# Work, Springs

1. Apr 9, 2013

### CollegeStudent

1. The problem statement, all variables and given/known data

A mass of 122 g is attached to a vertically hung spring. The mass stretches the spring 13.8 cm. (a) What is the spring constant of the spring? (b) If the mass is dropped from rest from a position where the spring is just relaxed, what will be the maximum distance the mass will stretch the spring?

2. Relevant equations
W = ΔK + ΔP
Gravitational P.E = mgh
Spring P.E = 1/2kx²

3. The attempt at a solution

(a) What is the spring constant of the spring?
I used a FBD to see that the only relevant force working here would be the force of gravity....so mg.

spring constant = Force / Δx

We're given Δx = .138m

Force would be just the mg I believe...so if that is true

K = F / Δx = 1.1956 / .138 = 8.66 for the spring constant

(b) If the mass is dropped from rest from a position where the spring is just relaxed, what will be the maximum distance the mass will stretch the spring?

For here I'm not too sure....I tried using Work = Δk + ΔP

so I did

mgh (also written as mgΔy) for the gravitational potential energy + 1/2Kx² for the spring potential energy, and since velocity would be 0 the kinetic energy wouldn't apply

so

mgΔy = 1/2Kx²

I'm not sure if this is the right way to be approaching this...

any hints here?

2. Apr 9, 2013

### Staff: Mentor

Good. (Don't forget units.)

That's the right idea.

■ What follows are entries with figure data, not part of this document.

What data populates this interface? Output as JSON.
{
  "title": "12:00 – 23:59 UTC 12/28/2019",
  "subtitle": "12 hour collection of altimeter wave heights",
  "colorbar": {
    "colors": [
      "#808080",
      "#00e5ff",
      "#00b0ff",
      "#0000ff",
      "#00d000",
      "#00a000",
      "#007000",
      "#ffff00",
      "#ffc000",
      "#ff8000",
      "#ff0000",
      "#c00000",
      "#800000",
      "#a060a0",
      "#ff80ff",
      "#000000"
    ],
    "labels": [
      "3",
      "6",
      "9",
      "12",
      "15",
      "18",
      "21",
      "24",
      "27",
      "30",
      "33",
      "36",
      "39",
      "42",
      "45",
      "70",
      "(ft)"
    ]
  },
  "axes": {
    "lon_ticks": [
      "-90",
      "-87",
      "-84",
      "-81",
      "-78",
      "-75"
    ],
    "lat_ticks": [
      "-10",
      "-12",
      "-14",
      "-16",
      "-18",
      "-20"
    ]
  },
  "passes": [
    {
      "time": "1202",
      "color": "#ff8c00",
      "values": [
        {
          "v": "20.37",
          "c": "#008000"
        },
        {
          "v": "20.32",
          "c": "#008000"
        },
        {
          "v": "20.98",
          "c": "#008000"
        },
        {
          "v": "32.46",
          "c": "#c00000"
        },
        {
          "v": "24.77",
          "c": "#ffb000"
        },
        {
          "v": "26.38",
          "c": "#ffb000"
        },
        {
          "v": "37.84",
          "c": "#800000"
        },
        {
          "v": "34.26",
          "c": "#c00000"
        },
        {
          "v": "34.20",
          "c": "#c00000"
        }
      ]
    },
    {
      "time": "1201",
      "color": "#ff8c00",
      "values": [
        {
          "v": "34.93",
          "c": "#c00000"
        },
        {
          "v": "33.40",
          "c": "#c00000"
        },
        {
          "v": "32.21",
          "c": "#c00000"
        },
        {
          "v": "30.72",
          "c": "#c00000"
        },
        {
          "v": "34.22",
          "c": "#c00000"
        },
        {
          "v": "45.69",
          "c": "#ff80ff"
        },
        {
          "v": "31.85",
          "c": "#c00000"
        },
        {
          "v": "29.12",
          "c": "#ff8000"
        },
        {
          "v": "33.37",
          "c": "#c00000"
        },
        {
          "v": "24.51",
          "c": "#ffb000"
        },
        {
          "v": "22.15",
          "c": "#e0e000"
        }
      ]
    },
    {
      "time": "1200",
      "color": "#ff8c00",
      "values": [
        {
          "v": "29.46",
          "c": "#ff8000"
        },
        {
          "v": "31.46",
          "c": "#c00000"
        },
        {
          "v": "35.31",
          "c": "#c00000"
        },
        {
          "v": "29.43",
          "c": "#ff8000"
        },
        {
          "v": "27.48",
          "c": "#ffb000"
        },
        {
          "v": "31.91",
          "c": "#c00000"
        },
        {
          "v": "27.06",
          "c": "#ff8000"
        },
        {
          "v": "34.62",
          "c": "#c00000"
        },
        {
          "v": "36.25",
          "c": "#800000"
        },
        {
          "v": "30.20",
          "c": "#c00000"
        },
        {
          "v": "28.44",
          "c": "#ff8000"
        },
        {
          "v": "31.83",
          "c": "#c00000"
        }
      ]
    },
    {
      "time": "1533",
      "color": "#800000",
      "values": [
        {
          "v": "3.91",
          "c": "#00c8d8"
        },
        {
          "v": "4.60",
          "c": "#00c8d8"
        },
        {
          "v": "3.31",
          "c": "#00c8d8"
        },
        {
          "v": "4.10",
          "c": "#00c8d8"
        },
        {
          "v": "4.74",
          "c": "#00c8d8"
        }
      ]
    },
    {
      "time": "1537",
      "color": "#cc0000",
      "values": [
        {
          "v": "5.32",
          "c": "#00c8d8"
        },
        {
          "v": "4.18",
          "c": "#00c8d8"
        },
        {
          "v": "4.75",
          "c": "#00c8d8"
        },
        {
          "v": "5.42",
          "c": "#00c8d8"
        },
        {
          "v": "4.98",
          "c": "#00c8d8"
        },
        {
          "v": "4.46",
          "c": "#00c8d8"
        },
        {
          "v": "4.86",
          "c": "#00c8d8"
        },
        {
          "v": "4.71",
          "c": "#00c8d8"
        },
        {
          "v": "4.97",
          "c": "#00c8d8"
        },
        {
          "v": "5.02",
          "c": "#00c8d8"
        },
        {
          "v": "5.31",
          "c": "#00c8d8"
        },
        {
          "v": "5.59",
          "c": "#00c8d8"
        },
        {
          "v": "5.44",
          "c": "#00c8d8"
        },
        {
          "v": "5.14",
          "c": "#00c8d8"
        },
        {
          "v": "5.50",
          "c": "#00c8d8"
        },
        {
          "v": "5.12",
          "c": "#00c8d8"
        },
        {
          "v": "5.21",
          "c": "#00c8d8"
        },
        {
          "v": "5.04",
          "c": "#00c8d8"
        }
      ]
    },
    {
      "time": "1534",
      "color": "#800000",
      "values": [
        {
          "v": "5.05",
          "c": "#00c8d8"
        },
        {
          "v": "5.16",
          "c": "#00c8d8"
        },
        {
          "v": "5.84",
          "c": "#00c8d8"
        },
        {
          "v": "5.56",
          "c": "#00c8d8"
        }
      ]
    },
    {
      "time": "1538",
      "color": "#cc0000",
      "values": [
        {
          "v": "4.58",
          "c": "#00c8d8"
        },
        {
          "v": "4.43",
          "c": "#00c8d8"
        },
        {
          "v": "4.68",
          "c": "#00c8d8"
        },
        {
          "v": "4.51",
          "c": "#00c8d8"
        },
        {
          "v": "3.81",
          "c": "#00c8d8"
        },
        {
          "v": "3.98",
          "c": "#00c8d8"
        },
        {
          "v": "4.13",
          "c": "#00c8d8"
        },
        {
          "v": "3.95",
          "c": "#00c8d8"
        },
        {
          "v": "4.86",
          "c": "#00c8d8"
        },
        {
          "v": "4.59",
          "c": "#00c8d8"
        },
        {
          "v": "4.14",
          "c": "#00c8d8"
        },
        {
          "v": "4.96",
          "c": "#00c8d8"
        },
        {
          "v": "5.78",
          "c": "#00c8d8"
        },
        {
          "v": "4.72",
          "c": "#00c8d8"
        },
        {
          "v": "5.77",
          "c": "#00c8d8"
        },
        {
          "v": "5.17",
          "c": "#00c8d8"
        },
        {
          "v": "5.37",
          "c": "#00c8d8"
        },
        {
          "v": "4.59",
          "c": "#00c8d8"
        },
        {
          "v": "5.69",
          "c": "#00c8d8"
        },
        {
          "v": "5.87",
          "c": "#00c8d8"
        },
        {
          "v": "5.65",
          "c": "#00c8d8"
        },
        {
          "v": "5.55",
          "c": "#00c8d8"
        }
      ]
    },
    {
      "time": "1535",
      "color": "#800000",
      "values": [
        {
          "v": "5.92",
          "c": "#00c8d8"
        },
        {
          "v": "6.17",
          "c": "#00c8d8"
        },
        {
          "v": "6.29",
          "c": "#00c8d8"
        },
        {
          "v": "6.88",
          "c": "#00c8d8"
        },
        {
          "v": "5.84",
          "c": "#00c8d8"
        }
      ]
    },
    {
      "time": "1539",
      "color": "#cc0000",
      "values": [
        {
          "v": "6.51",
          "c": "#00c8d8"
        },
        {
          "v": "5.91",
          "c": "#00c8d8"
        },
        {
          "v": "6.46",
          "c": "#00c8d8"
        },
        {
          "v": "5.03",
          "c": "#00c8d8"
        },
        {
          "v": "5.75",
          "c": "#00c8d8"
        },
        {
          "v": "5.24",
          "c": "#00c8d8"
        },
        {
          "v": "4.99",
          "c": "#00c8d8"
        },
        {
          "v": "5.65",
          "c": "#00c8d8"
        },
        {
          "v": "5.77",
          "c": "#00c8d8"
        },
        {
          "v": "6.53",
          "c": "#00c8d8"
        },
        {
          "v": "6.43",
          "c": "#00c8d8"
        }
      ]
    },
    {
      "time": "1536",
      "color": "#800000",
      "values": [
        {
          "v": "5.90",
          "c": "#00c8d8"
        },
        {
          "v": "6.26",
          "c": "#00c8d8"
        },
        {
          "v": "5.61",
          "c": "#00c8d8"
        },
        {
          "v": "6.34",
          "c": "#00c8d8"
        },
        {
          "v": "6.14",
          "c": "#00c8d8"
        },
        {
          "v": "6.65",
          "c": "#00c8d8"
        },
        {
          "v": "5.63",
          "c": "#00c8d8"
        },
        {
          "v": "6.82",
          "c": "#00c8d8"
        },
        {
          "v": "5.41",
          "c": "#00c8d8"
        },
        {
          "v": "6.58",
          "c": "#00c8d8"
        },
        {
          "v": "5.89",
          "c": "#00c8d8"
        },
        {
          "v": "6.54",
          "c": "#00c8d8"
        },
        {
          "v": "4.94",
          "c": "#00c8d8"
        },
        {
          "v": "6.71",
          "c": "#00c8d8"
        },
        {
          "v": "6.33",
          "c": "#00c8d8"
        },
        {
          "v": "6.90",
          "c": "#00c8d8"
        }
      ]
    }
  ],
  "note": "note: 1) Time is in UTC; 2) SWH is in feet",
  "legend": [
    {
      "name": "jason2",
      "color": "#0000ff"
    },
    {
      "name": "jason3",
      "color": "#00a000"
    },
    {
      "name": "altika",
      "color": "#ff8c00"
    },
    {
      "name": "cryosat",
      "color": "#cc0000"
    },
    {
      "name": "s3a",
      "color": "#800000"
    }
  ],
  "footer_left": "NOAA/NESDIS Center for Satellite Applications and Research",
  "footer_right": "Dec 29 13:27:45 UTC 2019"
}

Hint: Measure gravitational PE from the lowest point.

3. Apr 9, 2013

### CollegeStudent

Ahh sorry....8.66N/m

well see that's where I can never seem to figure it out....from the lowest point...we don't know what that lowest point will be

mgΔy = 1/2Kx²

if it's at the very bottom...the gravitational potential energy will be 0 correct?

Last edited: Apr 9, 2013
4. Apr 9, 2013

### Staff: Mentor

Good.

That's what you'll figure out.

Yes.

Think in terms of energy conservation. At the top, the spring is unstretched and all the energy is gravitational PE. At the bottom, the spring is fully stretched and the gravitational PE = 0 (assuming you measure from that point).

You have the equation. But how are Δy and x related?

5. Apr 9, 2013

### CollegeStudent

I really need to fully comprehend energy conservation and how energy's are converted to each other....just haven't found that 1 source that makes it "click" in my mind.

but back to this

at very first thought I would want to say that the Δy and x will be the same number....

Δy would be the change in height...and x would be the amount the string is stretched....so yeah I'm going to say it's the same number?

6. Apr 9, 2013

### Staff: Mentor

Exactly! So rewrite your equation and solve for x.

7. Apr 9, 2013

### CollegeStudent

mgΔy = 1/2Kx²
mg = 1/2Kx
x = 2mg / K

But the thing is, would I still be able to use that same spring constant as obtained in part (a)?

I keep thinking no because of the fact that wouldn't the (although small) acceleration that the mass picks up while falling cause the spring to stretch a bit farther than if the mass is just freely hanging from it? or would that value be so small as to be negligible?

8. Apr 9, 2013

### Staff: Mentor

Good. Note that the total amount of stretch is twice what it was when the mass was just hanging there.

Of course. It's the same spring.

The speed that the falling mass picks up as it falls allows it to stretch twice as much at its furthest point. That's far from negligible. (If that's what you meant.)

Note that the mass will oscillate about the equilibrium point. It starts a distance 13.8 cm above equilibrium and reaches 13.8 cm below equilibrium. And then continues to oscillate between those two points. This oscillation about the equilibrium point is a useful thing to remember.